Maddy stared at her reflection as she allowed Mrs. Ballantine’s words to glide over her head. And she remembered the last time she’d worn her hair in a ponytail. Where she had been, who had been there with her…

“You look gorgeous, Maddy. I think every bride should wear shorts, her hair pulled up like that. I mean, that veil and gown thing is definitely overdone. Now, what do you think of my groom gear?”

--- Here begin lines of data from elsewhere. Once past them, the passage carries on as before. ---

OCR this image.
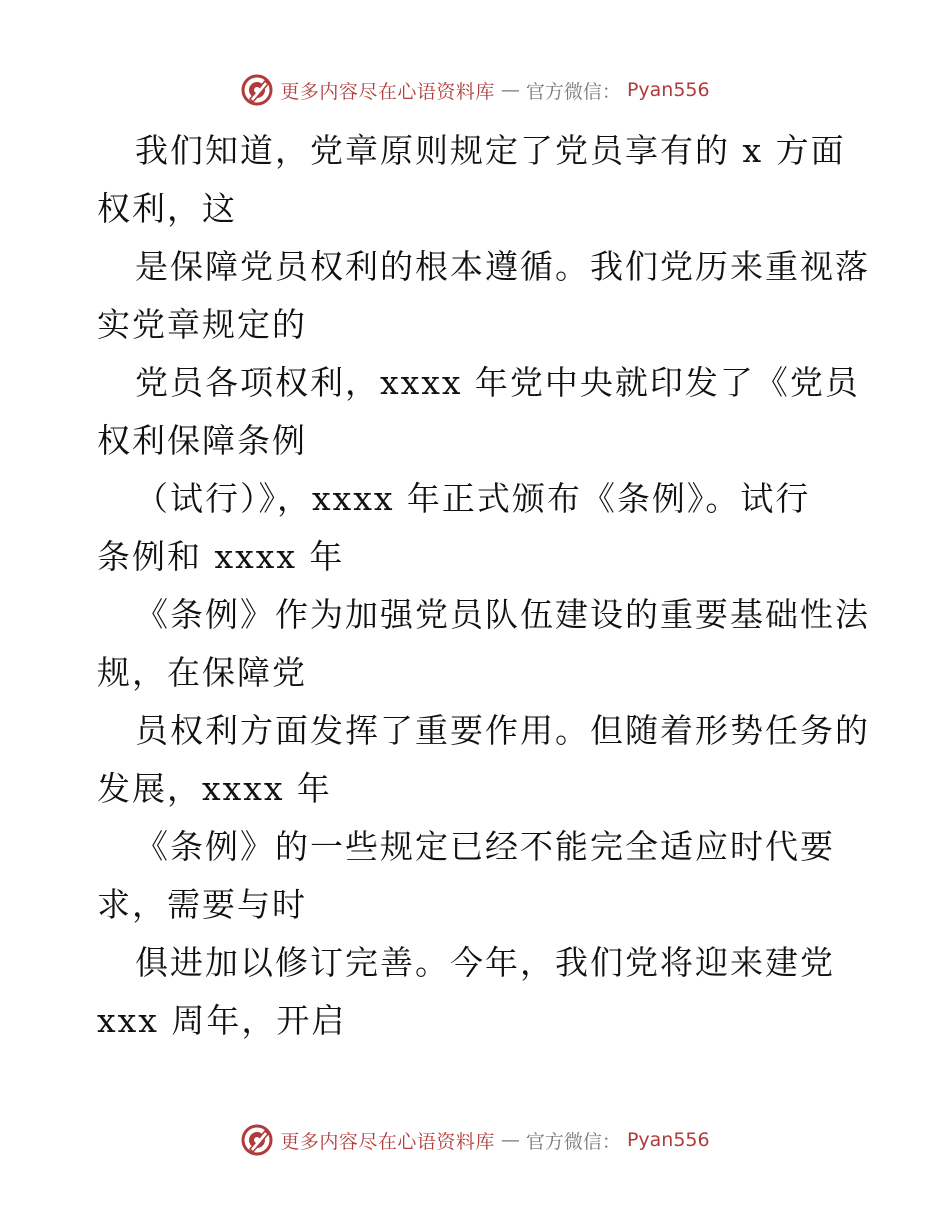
更多内容尽在心语资料库 — 官方微信： Pyan556
我们知道，党章原则规定了党员享有的 x 方面
权利，这
是保障党员权利的根本遵循。我们党历来重视落
实党章规定的
党员各项权利，xxxx 年党中央就印发了《党员
权利保障条例
（试行）》，xxxx 年正式颁布《条例》。试行
条例和 xxxx 年
《条例》作为加强党员队伍建设的重要基础性法
规，在保障党
员权利方面发挥了重要作用。但随着形势任务的
发展，xxxx 年
《条例》的一些规定已经不能完全适应时代要
求，需要与时
俱进加以修订完善。今年，我们党将迎来建党
xxx 周年，开启
更多内容尽在心语资料库 — 官方微信： Pyan556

Maddy could see Joe O’Malley standing in front of her, just as he had stood in front of her eighteen months earlier. His smile was wide in his tanned, handsome face. His arms were out at his sides as he playfully turned himself in a half circle, inviting her to admire his cutoffs and bright red Phillies jersey, the number 32 stamped on the back in huge white characters.

He stopped moving, with his back to her, and smiled at her over his shoulder. Sandy hair much too long, but just right for him, slid down onto his forehead. His blue eyes sparkled with mischief. Physically the man was a near god, even in cutoffs. Maybe especially in cutoffs. He had great legs for a man. “Well, come on, Mad. Don’t leave me hanging here. Am I a groom’s groom, or what?”

“You’re a nut,” Maddy said, and he completed his fashionable “turn” before grabbing her close, kissing her senseless.

Joe O’Malley was very good at kissing Madeline Chandler senseless. Very good. It was one of his most adorable attributes.

It was also, most probably, what had led to the two of them standing outside the small white chapel on the Strip in Las Vegas, ready to recite their vows to each other in front of God and an Elvis impersonator.